Another terrific example of transition strategy to the circular economy model is when a large. US-based household company that produces detergents and other solvents brands has thousands of tons of waste detergent annually, due to specs not being met for human use. The make-and-take-then-dispose linear model dictates that this soap (hundreds of thousands of tons of it!) be sent to a landfill each year. This company’s sustainable strategy team decided to cull it from the waste stream and sell it to car washes. This created millions of dollars in a new revenue stream while saving hundreds of tons of waste from the landfill. They closed the loop!
Recycling, reuse, and zero-waste streams are at the core of the circular economy model. In our consulting with large companies, universities, and government agencies, we strive to create strategies, policies, and production processes that realize our natural resources are finite. We cannot afford to use up and throw away petroleum, forests, precious metals and other resources that then create pollution, contaminate water and air, and become hazardous to wildlife and biodiversity. When we understand and embrace the circular economy strategy, scarcity, deforestation, pollution, and waste become problems of the past.
Chapter 4
From Linear To Circular: What You Need To Know
IN THIS CHAPTER
Understanding the key differences between a linear and circular economy
Identifying how waste from one system can become a resource for another
Investigating how resilience influences the circular economy
When scientists drop the scary-sounding term entropy into a conversation, all they’re doing is describing the amount of waste or disorder in a system. Even within the most efficient circular systems — like the ones this book is focused on — waste and disorder will exist. And it has to exist, because waste is a vital component of the second law of thermodynamics. If you paid attention in physics class, you’ll remember that this second law addresses the irreversibility of natural processes and the limitation of efficiency. Does it ring a bell? No? Okay, well, for those of you who passed notes during physics class, the idea here is that there's a limit to how efficiently energy can be transferred between systems — waste will always exist, most commonly as heat loss. This is why neither a fully circular economy nor a perpetual motion device will ever exist. Wait — you might believe that this statement massively contradicts the intentions of this book, but we promise you, you would be wrong.

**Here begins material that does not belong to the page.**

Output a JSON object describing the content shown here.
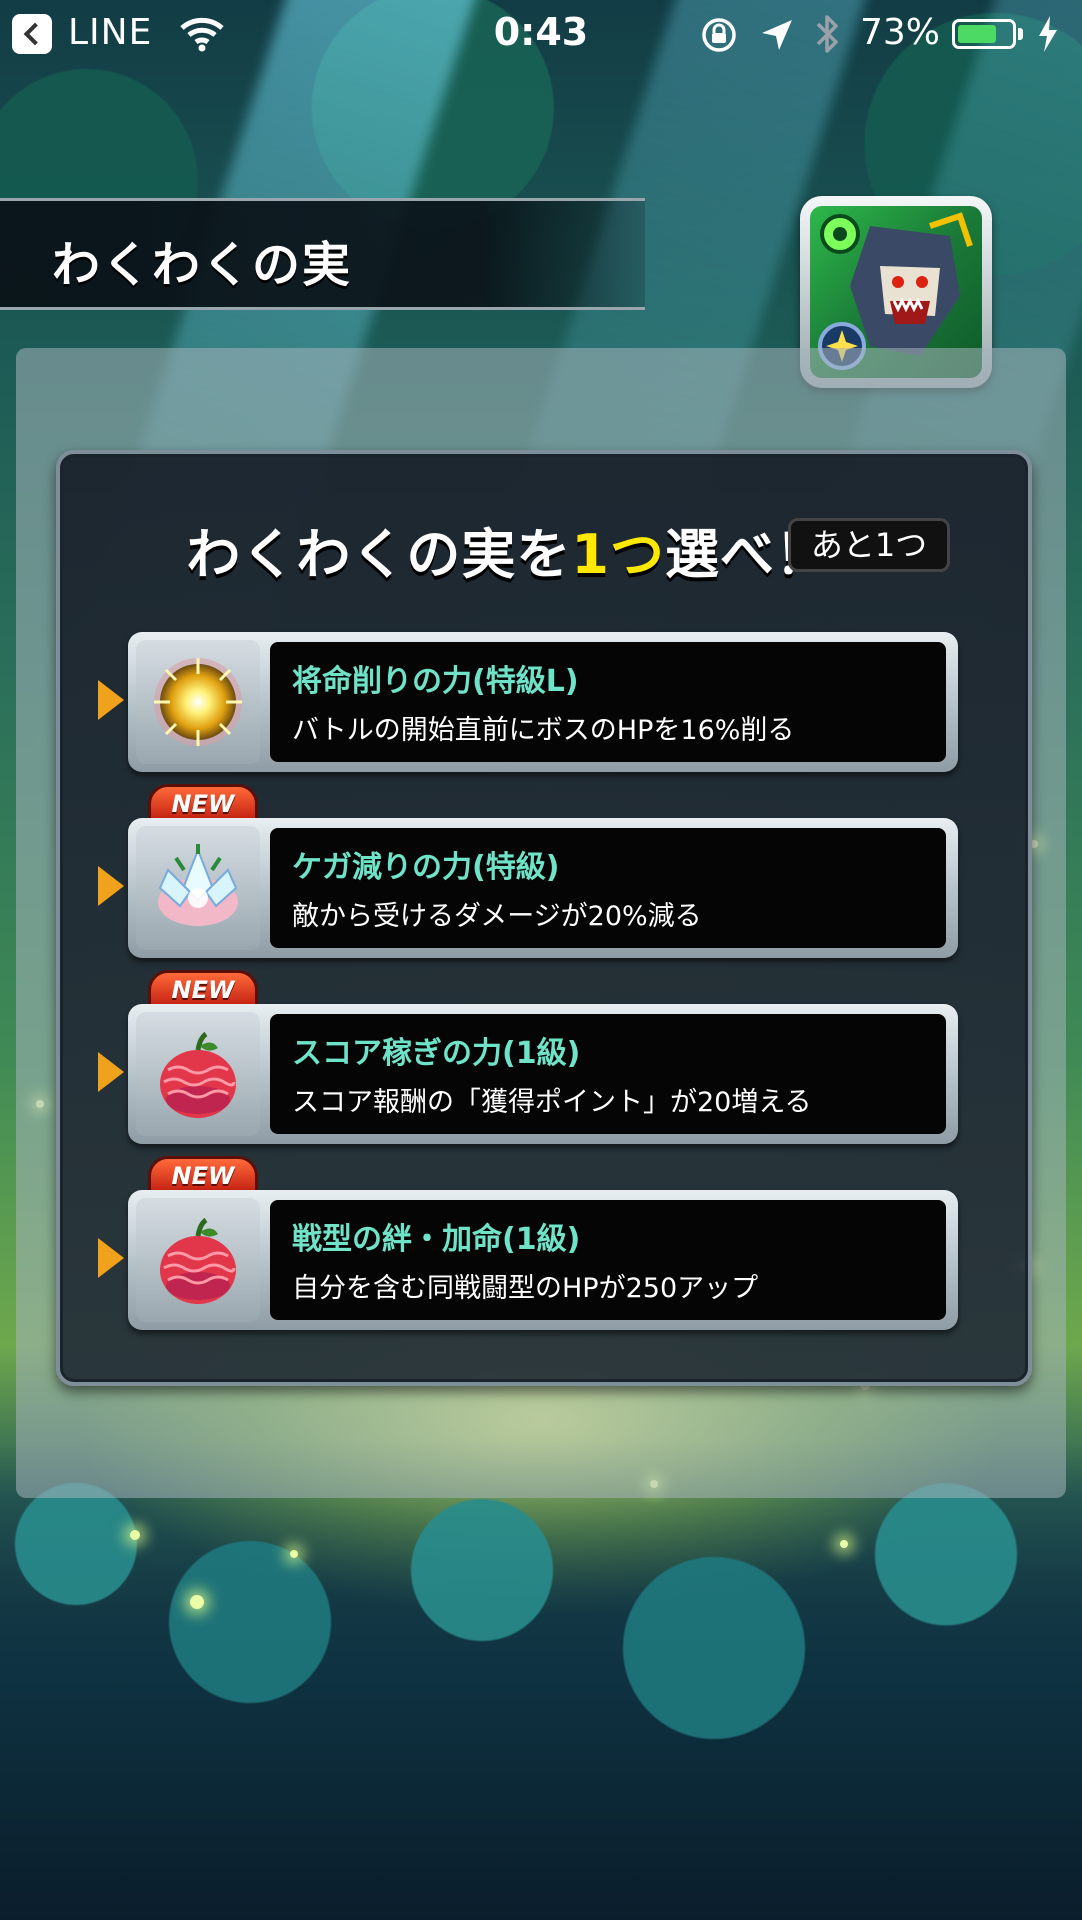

Most people grow up believing that waste is just something that goes “away,” right? You put your white, plastic trash bag in the garbage can and some big, diesel-powered truck magically removes it from your life to a faraway land. But that’s the wrong way to look at waste, and, honestly, that perspective is responsible for why the world is in the pickle it’s in today. Waste — or the energy that will inevitably leave a system — doesn’t need to be piled a mile high in a landfill. It doesn’t even need to go away. We’re wasting precious resources every time it does go away. If we humans redefine what waste means to us, acknowledge that it doesn’t need to exist, and redirect it based on how energy flows occur in nature — as food for another system— we can eliminate pollution and the natural tendencies of entropy.